PARIS (Bloomberg) - French President Emmanuel Macron will give Russia's Vladimir Putin a tour of the royal palace at Versailles, near Paris, on Monday (May 29), following up his debut at the Group of Seven meeting last week.
On their first encounter, the two leaders have a range of tricky topics to discuss, including what Macron called Russia's "invasion" of Ukraine and its role in Syria.
The French president has promised a "demanding dialogue" at the talks, a day after German Chancellor Angela Merkel issued a call for Europe to stand up for itself.
"Europe is now present on the international scene. Europe is solid, and that's a message that the president will pass on," Benjamin Griveaux, Macron's spokesman during the election campaign, said on France 2 television on Monday. "Putin was maybe looking for a different results in these elections."
Griveaux said Macron would show Europe is united in its approach to Russia.
After 16 days in power, the 39-year-old president is still laying the foundations for his dealings with world leaders.
After a series of bilateral meetings at the Nato gathering in Brussels on Thursday (May 25) and the G-7 summit which wrapped up in Sicily on Saturday (May 27), Macron has said he is ready for the power games that leaders such as Putin and US President Donald Trump engage in, while drawing strength from his rapport with Merkel.
France's youngest ever elected leader prepared an especially firm handshake for Trump and will meet Putin amid the gold and marble of Versailles and then show him round an exhibition commemorating Russian Czar Peter the Great, who visited France in 1717.
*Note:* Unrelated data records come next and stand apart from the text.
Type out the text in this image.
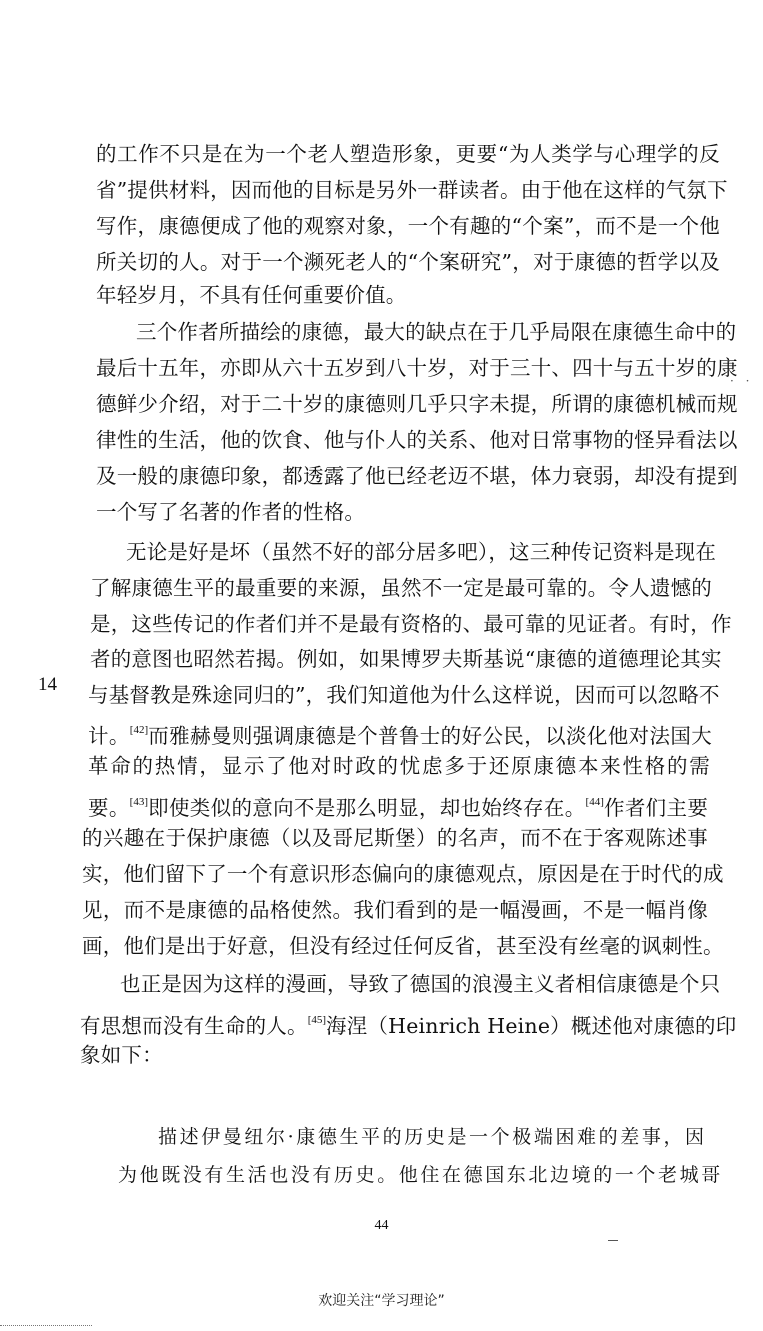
的工作不只是在为一个老人塑造形象，更要“为人类学与心理学的反
省”提供材料，因而他的目标是另外一群读者。由于他在这样的气氛下
写作，康德便成了他的观察对象，一个有趣的“个案”，而不是一个他
所关切的人。对于一个濒死老人的“个案研究”，对于康德的哲学以及
年轻岁月，不具有任何重要价值。
三个作者所描绘的康德，最大的缺点在于几乎局限在康德生命中的
最后十五年，亦即从六十五岁到八十岁，对于三十、四十与五十岁的康
德鲜少介绍，对于二十岁的康德则几乎只字未提，所谓的康德机械而规
律性的生活，他的饮食、他与仆人的关系、他对日常事物的怪异看法以
及一般的康德印象，都透露了他已经老迈不堪，体力衰弱，却没有提到
一个写了名著的作者的性格。
· ·
无论是好是坏（虽然不好的部分居多吧），这三种传记资料是现在
了解康德生平的最重要的来源，虽然不一定是最可靠的。令人遗憾的
是，这些传记的作者们并不是最有资格的、最可靠的见证者。有时，作
者的意图也昭然若揭。例如，如果博罗夫斯基说“康德的道德理论其实
14 与基督教是殊途同归的”，我们知道他为什么这样说，因而可以忽略不
计。[42]而雅赫曼则强调康德是个普鲁士的好公民，以淡化他对法国大
革命的热情，显示了他对时政的忧虑多于还原康德本来性格的需
要。[43]即使类似的意向不是那么明显，却也始终存在。[44]作者们主要
的兴趣在于保护康德（以及哥尼斯堡）的名声，而不在于客观陈述事
实，他们留下了一个有意识形态偏向的康德观点，原因是在于时代的成
见，而不是康德的品格使然。我们看到的是一幅漫画，不是一幅肖像
画，他们是出于好意，但没有经过任何反省，甚至没有丝毫的讽刺性。
也正是因为这样的漫画，导致了德国的浪漫主义者相信康德是个只
有思想而没有生命的人。[45]海涅（Heinrich Heine）概述他对康德的印
象如下：
描述伊曼纽尔·康德生平的历史是一个极端困难的差事，因
为他既没有生活也没有历史。他住在德国东北边境的一个老城哥
44
欢迎关注“学习理论”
Macron and Putin will tour the art works at a small palace built in the grounds of Versailles by King Louis XIV and later fully refurbished and used by Napoleon.
This isn't the first time a French president has used Versailles to impress his guests. Communist-backed Francois Mitterrand invited Margaret Thatcher, Ronald Reagan and Pierre Trudeau for a G-7 meeting at the palace in 1982 to signal that he planned to lead France with a royal style.
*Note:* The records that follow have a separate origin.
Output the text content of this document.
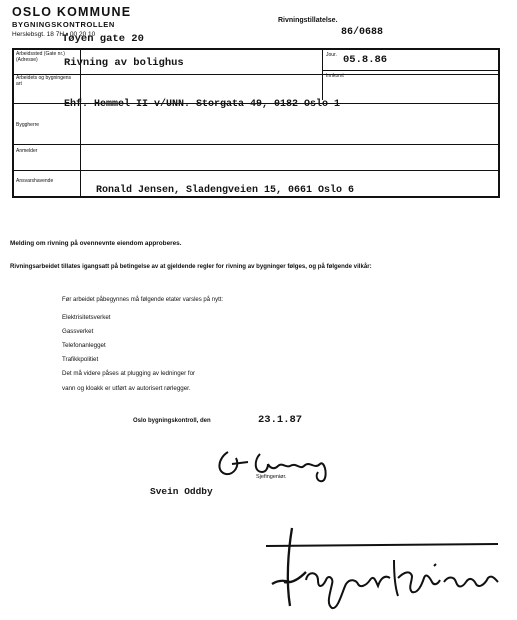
OSLO KOMMUNE
BYGNINGSKONTROLLEN
Herslebsgt. 18 7H • 00 20 10
Tøyen gate 20
Rivningstillatelse.
86/0688
Arbeidssted (Gate nr.) (Adresse)
Arbeidets og bygningens art
Byggherre
Anmelder
Ansvarshavende
Jour.
Innkomt
Rivning av bolighus	05.8.86
Ehf. Hemmel II v/UNN. Storgata 49, 0182 Oslo 1
Ronald Jensen, Sladengveien 15, 0661 Oslo 6
Melding om rivning på ovennevnte eiendom approberes.
Rivningsarbeidet tillates igangsatt på betingelse av at gjeldende regler for rivning av bygninger følges, og på følgende vilkår:
Før arbeidet påbegynnes må følgende etater varsles på nytt:
Elektrisitetsverket
Gassverket
Telefonanlegget
Trafikkpolitiet
Det må videre påses at plugging av ledninger for
vann og kloakk er utført av autorisert rørlegger.
Oslo bygningskontroll, den	23.1.87
Sjefingeniør.
Svein Oddby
Macron and Putin will hold about two hours of talks, including a 40-minute private meeting intended to establish ties after months of strained relations during the campaign.
Putin openly supported two of Macron's rivals, Republican Francois Fillon and then Marine Le Pen, and Macron's team accused the Russian government of involvement in a series of cyber attacks on their systems.
Russia's ambassador to France, Alexandre Orlov, denied any role in the hacking in an interview on on Europe1 radio on Monday.
"These attacks were never proved. And in cyber attacks it's very hard to determine where they come from. Russia was itself recently the victim of cyber attacks," Orlov said.
He insisted that Le Pen, who met Putin at the Kremlin during the campaign, was never Russia's preferred candidate.